Serei e seremos, em breve e pela segunda vez, mãe e pai. À constante pergunta que lhe é feita ("Como conseguirás conciliar tudo?") corresponde a constante ausência dessa mesma pergunta a mim.
No início de Março de 2020 caminhávamos para o primeiro dever de recolhimento obrigatório devido à pandemia COVID-19. Eram, na Ordem dos Psicólogos Portugueses, como em tantas outras organizações, os últimos dias até hoje em que todas/os trabalhávamos presencialmente em simultâneo. Aproximávamo-nos do Dia Internacional da Mulher e preparávamos uma iniciativa para o assinalar da qual resultaram fotografias das mulheres e homens da equipa, feitas por uma colega (obrigado!), sendo uma delas a que hoje "me mostra" nesta rubrica. Esses dias, simbolicamente, marcaram o início da inversão de um processo global que, ainda que (muito) lento e díspar, tinha já largos anos e era relevante por significativo em Portugal – o progresso no sentido da igualdade de género.

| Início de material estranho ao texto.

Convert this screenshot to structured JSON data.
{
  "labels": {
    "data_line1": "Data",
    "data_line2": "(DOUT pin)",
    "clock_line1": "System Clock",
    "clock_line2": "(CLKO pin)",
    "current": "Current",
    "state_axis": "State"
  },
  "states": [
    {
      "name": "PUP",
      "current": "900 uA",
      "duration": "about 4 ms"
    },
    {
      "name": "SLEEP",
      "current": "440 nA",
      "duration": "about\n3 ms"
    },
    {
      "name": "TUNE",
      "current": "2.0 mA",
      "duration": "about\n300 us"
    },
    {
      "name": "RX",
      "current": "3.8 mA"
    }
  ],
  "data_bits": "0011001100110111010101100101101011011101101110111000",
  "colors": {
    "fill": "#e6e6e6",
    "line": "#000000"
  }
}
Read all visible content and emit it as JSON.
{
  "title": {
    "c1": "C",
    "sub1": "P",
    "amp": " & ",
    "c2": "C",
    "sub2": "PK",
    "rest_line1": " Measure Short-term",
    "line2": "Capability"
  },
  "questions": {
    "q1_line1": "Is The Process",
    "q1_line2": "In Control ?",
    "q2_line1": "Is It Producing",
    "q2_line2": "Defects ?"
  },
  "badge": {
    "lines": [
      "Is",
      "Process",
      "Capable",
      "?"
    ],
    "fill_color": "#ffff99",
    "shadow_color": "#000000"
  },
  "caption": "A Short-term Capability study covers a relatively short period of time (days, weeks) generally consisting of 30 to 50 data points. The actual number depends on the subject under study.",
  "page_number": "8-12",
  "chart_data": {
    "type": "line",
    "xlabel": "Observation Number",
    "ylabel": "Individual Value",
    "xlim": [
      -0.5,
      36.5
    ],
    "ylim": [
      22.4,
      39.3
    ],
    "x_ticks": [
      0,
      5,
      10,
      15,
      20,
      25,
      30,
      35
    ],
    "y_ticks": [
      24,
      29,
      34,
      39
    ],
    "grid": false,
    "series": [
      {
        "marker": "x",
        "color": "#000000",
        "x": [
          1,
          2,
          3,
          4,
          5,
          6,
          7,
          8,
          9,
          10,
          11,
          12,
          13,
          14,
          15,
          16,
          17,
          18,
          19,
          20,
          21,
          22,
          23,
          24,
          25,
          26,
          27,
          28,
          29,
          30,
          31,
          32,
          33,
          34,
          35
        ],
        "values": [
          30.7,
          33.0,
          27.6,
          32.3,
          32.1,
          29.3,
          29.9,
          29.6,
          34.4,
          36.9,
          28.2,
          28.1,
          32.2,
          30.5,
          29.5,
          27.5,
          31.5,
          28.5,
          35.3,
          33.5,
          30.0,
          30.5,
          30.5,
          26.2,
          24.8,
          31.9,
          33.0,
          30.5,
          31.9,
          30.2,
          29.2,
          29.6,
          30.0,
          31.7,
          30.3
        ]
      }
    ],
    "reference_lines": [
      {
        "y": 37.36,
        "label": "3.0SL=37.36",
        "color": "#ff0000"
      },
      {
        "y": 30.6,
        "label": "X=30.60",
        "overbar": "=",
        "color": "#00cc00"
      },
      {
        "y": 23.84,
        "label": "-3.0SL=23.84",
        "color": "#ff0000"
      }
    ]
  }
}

A (des)igualdade de género é, desde há muitas décadas, um importante desafio societal global com fortes implicações na possibilidade de bem-estar das mulheres (mas também dos homens e de toda a comunidade) e na coesão social das sociedades. Tema com forte componente emocional, não raras vezes polarizado(r) e exposto a atalhos ou enviesamentos, parte deles particularmente injustos e pouco compatíveis com a evidência científica, como é exemplo a generalização. Sobre ela disse Alexandre Dumas: "toda a generalização é perigosa, incluindo esta." Frase que ao expor a generalização não fundamentada e, simultaneamente, validar a fundada, toca duas recentes generalizações de homens mediáticos, desiguais nos dados que as suportam: a de Yoshiro Mori, ex-presidente do Comité Organizador dos Jogos Olímpicos de Tóquio, ao dizer (e por isso se demitir) que as reuniões com mulheres "levam muito tempo" porque "falam demasiado"; a de António Guterres, Secretário-Geral da ONU, ao escrever que a pandemia COVID-19 tem o "rosto de uma mulher".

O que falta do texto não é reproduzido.